As expected, none of the eyes presented projection artifacts in the SCP, since this artifact is typically produced by superficial vessels casting false flow shadows on deeper layers. ² However, motion artifacts in the SCP were still present in 16.5% of the eyes despite the use of DualTrac Motion Correction technology. These were much more predominant in eyes with retinal diseases compared with healthy eyes, even though this difference was not statistically significant, as also described by Enders et al. ¹⁴ This fact could be attributed to issues involving fixation losses that can be more common in patients with reduced visual acuity due to their underlying retinal conditions.
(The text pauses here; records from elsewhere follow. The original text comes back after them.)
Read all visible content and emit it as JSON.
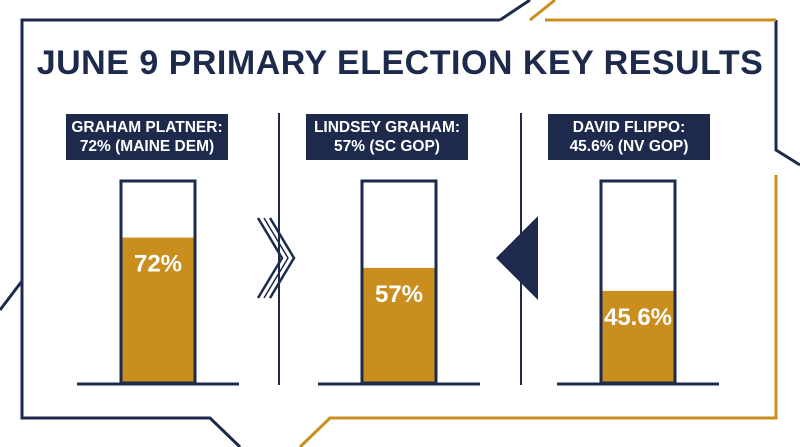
{
  "title": "JUNE 9 PRIMARY ELECTION KEY RESULTS",
  "colors": {
    "navy": "#1d2a4b",
    "gold": "#c98e1e",
    "white": "#ffffff"
  },
  "chart_data": {
    "type": "bar",
    "categories": [
      "GRAHAM PLATNER",
      "LINDSEY GRAHAM",
      "DAVID FLIPPO"
    ],
    "values": [
      72,
      57,
      45.6
    ],
    "value_labels": [
      "72%",
      "57%",
      "45.6%"
    ],
    "ylim": [
      0,
      100
    ],
    "panels": [
      {
        "label_line1": "GRAHAM PLATNER:",
        "label_line2": "72% (MAINE DEM)"
      },
      {
        "label_line1": "LINDSEY GRAHAM:",
        "label_line2": "57% (SC GOP)"
      },
      {
        "label_line1": "DAVID FLIPPO:",
        "label_line2": "45.6% (NV GOP)"
      }
    ]
  }
}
The OR slab, which is supposed to show an avascular state, originally had the majority of the eyes without any projection artifact. Even though most cases remained unchanged after 3D-PAR, artificial flow signals were created in 15.8% of the eyes. It must be highlighted, though, that these tended to be subtle changes as illustrated in Figure 2. Because only 5 eyes (2.9%) originally presented with projection artifact in the OR, appropriate conclusions regarding projection artifact removal from these images cannot be drawn.

This study has some limitations that should be addressed. Because of its retrospective design, only 3 mm × 3 mm scans were included in this study, as these had been more commonly obtained than larger scans. Therefore, our results cannot be extrapolated to other scans such as 6 mm × 6 mm. In addition, it would have been useful to obtain quantitative analysis, including vessel densities in the SCP and DCP, areas of nonperfusion, and flow area of CNV networks. However, a comparison of these measurements before and after 3D-PAR could not be reliably performed as previously mentioned.

In conclusion, OCTA with 3D-PAR technology minimizes the appearance of projection artifacts in the DCP and CC slabs. Therefore, this can be a helpful tool used by retina specialists to better and more confidently interpret OCTA images and to improve the efficacy of clinical assessments and lesion detection.